“祭拜故人?”
乾隆在心里琢磨着,这“故人”指的应该是喀丝丽吧,一晃眼都过去十二年了。
但他生性多疑,绝不相信红花会这种反贼组织会为了这点儿女情长全员出动,背后定有阴谋。
“福康安,你给朕派人死死盯着这帮人,一旦发现任何风吹草动,格杀勿论!”
福康安身上的伤还没好利索,不仅那是男人的象征没了,后来才发现全身经脉都被那个恶魔给废了。
现在的他连普通人的力气都没有,出入都得靠轿夫抬着,这种巨大的落差让他心理彻底扭曲变态。
这两天府里的下人稍有不慎就被他活活打死好几个,以此来发泄心中的戾气。
他对吕途的仇恨简直倾尽三江之水也洗不净,甚至自掏腰包拿出一万两银子悬赏那个恶魔的项上人头。
“喳,奴才这就去安排,不过那个该死的血刀公子目前还没有任何线索。”
一提起血刀公子,乾隆就觉得脑仁疼,他当皇帝这么多年,从未见过如此目无法纪、不讲道义还不知死活的狂徒。
关键这人武功高得离谱,一百多个血滴子高手居然被他单枪匹马杀了个精光。
要不是朱天风确实伤得只剩半条命,他甚至都要怀疑是不是朱天风勾结外人演的一出苦肉计。
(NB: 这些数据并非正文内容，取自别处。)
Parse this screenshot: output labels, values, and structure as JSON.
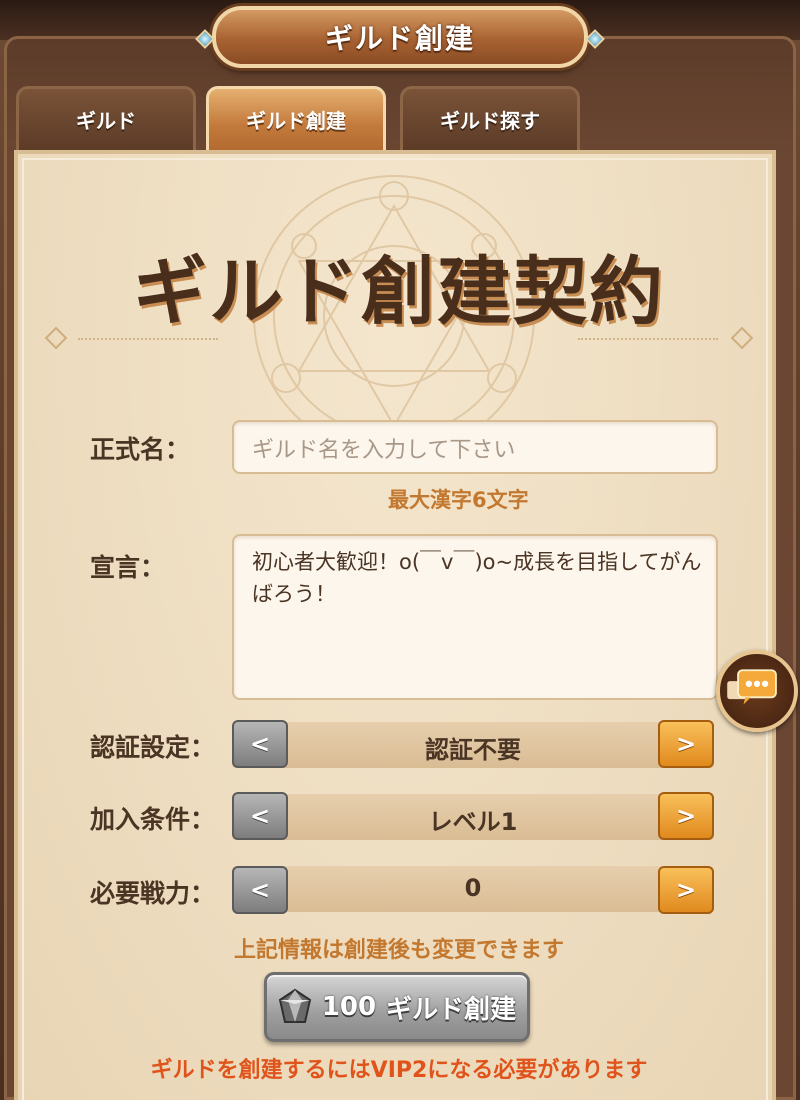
{
  "window": {
    "title": "ギルド創建"
  },
  "tabs": [
    {
      "label": "ギルド",
      "active": false
    },
    {
      "label": "ギルド創建",
      "active": true
    },
    {
      "label": "ギルド探す",
      "active": false
    }
  ],
  "contract": {
    "title": "ギルド創建契約"
  },
  "form": {
    "name": {
      "label": "正式名：",
      "placeholder": "ギルド名を入力して下さい",
      "value": "",
      "hint": "最大漢字6文字"
    },
    "declaration": {
      "label": "宣言：",
      "value": "初心者大歓迎！o(￣v￣)o~成長を目指してがんばろう！"
    },
    "selectors": [
      {
        "label": "認証設定：",
        "value": "認証不要"
      },
      {
        "label": "加入条件：",
        "value": "レベル1"
      },
      {
        "label": "必要戦力：",
        "value": "0"
      }
    ],
    "arrows": {
      "prev": "<",
      "next": ">"
    },
    "note": "上記情報は創建後も変更できます"
  },
  "create_button": {
    "cost": "100",
    "label": "ギルド創建",
    "icon": "diamond-gem-icon"
  },
  "warning": "ギルドを創建するにはVIP2になる必要があります",
  "chat": {
    "icon": "chat-bubble-icon"
  },
  "colors": {
    "accent_orange": "#c3782f",
    "warning_red": "#e0541c",
    "text_dark": "#4a3424",
    "parchment": "#f2e3c8"
  }
}
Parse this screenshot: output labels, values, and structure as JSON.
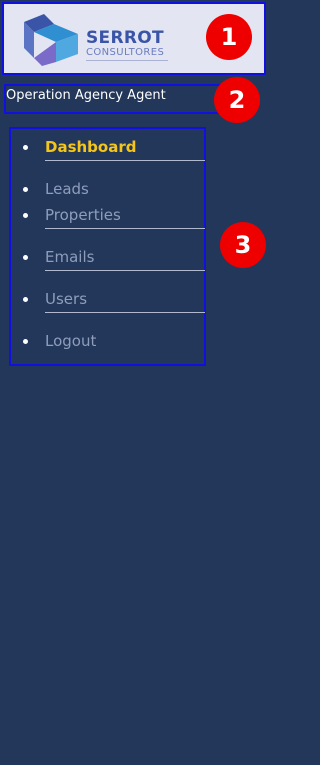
{
  "brand": {
    "name": "SERROT",
    "subtitle": "CONSULTORES",
    "logo_icon": "serrot-logo-icon"
  },
  "role": {
    "label": "Operation Agency Agent"
  },
  "nav": {
    "items": [
      {
        "label": "Dashboard",
        "active": true
      },
      {
        "label": "Leads"
      },
      {
        "label": "Properties"
      },
      {
        "label": "Emails"
      },
      {
        "label": "Users"
      },
      {
        "label": "Logout"
      }
    ]
  },
  "badges": [
    "1",
    "2",
    "3"
  ],
  "colors": {
    "sidebar_bg": "#22375a",
    "active": "#f5c518",
    "badge": "#ee0000",
    "outline": "#1010e0"
  }
}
“朱天风,朕再问你一次,那血刀公子当真是骑马逃进深山了吗?”
朱天风吓得扑通一声跪倒在地,把头磕得砰砰作响:“皇上明鉴,那贼子确确实实是往山里逃窜了,奴才敢用脑袋担保,千真万确!”
乾隆向来狂妄自大,觉得这天底下的事都在他的掌控之中,见状便摆了摆手。
“行了,起来吧,朕又没说要治你的罪,那大山里地形复杂,找不到人也属正常。”
“眼下当务之急是把京城给朕盯死了,武林大会召开在即,这些江湖草莽来得越多越容易出乱子。”
乾隆沉吟片刻,又开口道:“等这次大会一结束,福康安你就着手去处理各地造反的事。”
“听说南方的白莲教最近又不老实了,这帮贱民,放着太平日子不过,整天就知道反清复明。”
“什么天地会、红花会,现在又冒出来个白莲教,一个个唯恐天下不乱。”
“难道朕的大清还比不上那个腐朽的前朝吗?朱天风,你来说说,到底是明朝好还是我大清好?”
这一问简直就是送命题,朱天风吓得肝胆俱裂,冷汗瞬间湿透了后背。
他再次重重跪倒,额头死死贴着地面:“皇上英明神武,乃是千古一帝,别说近三代,就是放眼上下五千年也找不到如您这般勤政爱民的圣主。”
“无论文治还是武功,皇上都是古今第一人,前朝那些昏君一代不如一代,只会祸国殃民,哪有资格跟大清相提并论。”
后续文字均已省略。